これまでに多くの水中活動に尽力された方で,海洋文化に造詣が深いことも存じています.
また,海底で遺構状のものの発見を報告されたり,
沈没船の調査?にもかかわってはいらっしゃる方ですが,
少なくともフォーマルな「考古学者」あるいは「考古学研究者」ではないと認識しています.

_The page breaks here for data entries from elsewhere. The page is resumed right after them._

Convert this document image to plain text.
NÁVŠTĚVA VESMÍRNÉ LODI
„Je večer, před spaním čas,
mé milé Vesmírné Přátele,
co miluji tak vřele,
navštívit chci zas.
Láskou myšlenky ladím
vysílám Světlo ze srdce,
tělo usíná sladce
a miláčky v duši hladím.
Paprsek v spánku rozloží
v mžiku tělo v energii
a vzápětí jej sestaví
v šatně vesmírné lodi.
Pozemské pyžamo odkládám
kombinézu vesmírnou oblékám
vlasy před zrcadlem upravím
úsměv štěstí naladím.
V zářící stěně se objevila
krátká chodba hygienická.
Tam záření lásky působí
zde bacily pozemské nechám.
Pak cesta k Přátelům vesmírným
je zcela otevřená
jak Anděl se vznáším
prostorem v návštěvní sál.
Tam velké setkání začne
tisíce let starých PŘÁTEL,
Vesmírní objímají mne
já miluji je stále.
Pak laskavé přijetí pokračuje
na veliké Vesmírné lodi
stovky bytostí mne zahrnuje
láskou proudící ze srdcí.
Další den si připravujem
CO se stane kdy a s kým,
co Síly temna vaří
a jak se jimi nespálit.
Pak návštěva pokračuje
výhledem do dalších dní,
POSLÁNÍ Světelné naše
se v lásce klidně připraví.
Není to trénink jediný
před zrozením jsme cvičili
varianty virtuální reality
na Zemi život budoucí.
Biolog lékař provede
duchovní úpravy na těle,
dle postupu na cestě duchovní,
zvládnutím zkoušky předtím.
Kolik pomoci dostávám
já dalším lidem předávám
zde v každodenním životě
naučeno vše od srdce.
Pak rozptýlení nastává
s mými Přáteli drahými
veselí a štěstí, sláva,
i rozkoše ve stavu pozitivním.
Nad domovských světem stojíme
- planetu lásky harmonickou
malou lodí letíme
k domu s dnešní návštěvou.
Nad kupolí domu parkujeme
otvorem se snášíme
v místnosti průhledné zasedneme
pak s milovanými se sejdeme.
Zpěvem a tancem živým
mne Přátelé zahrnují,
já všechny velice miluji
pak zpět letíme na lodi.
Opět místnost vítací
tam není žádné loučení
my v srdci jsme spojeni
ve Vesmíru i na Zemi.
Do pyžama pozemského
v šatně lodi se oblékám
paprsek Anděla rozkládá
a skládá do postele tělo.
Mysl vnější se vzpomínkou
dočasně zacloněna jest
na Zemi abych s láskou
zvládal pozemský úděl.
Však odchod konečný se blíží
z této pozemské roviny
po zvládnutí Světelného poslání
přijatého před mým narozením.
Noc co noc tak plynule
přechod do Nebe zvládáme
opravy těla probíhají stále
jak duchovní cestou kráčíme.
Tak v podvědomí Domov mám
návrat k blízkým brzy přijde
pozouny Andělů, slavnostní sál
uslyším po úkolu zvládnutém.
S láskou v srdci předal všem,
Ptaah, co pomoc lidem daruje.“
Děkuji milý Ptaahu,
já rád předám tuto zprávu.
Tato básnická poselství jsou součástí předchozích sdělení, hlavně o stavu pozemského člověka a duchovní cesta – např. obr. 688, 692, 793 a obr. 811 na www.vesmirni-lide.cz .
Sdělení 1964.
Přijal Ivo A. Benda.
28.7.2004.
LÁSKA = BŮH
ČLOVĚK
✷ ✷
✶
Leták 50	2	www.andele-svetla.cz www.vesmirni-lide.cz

番組では「水中考古学」「水中遺跡」という用語が何回もでてきましたが,
かなりの違和感をもって聴いていました.

ゲストの方はもちろん,パーソナリティも「水中考古学」を
「考古学」の一分野であるとの認識はないものと感じました.
「水中考古学」と「考古学」は,別の学問ととらえている,のでしょう.

ただし,これは多くの方が感じている「水中考古学」にたいする認識かと,思います.
ですので,今回の放送を聴いた聴取者が,
さらに,誤解するのではにあかとの懸念があります.

それに,ゲスト方の言う「水中考古学」は,その話を伺う限り,
対象は「沈没船」のみで,調査は「水中考古学」に名を借りた遺物引揚げ行為です.
「考古学」ではありません.

ゲストの方には,そのような認識はないのかもしれませんが,
考古学研究者からみれば,「トレジャーハンター」です.

水中考古学」が対象とするモノも,あくまでも人が作ったモノです.
陸上に残されたモノと何ら変わるものではありません.
ですので,遺構や遺物へのアプローチや取り扱い方法,その分析方法等については,
「考古学」を理解し,問題意識をもっていないと,できません.
学問としての「考古学」を学ばないとできなのです.

「水中考古学」や「水中遺跡」という用語は,
今やかなりの誤解や先入観をもって使われ,認識をされています.


この誤解を解くために,私も尽力してきたつもりですが,
今回のような番組(ラジオ・テレビ)や誤解をまねく内容の書籍が,
放送・出版されるたびに,誤解が助長される現状があり,
これにたいして,無力ささえ感じています.

これが,研究者にさえも浸透し,
「水中考古学」=「考古学」ではない(学問的な裏付けのない,単なる遺物引揚げ),
という認識になってもいる現状もあります.

そのために,最近では「水中考古学」や「水中遺跡」という用語は使わないほうが良いのではないか
とさえ,思っています.

また,そもそも「水中考古学」を「考古学」の一分野であると考えれば,
「水中考古学者」などは,存在はしないのではないでしょうか.

一般の方にはわかりやすい用語かもしれませんが,
「考古学」の研究者は,通常「考古学者」あるいは「考古学研究者」と言われ,
そのなかで「〜の専門家」とは呼ばれますが,「〜考古学者」とは呼ぶことはほとんどありあません.
このことからも「水中考古学」の特異性がみてとれます.

私自身も「水中考古学者」と呼ばれることはありますが,これは本意ではありません.
ですので,自ら「水中考古学者」と名乗る人を,私はにわかに信じることはできません.

ラジオ番組の感想から,長々と書きましたが,
やはり,この分野のことを正しく知っていただくことは,
地道に正しく発進していくこと以外にはないのでしょうか?

マスコミなどによる中途半端な理解による情報発信,一度考えて欲しいですね.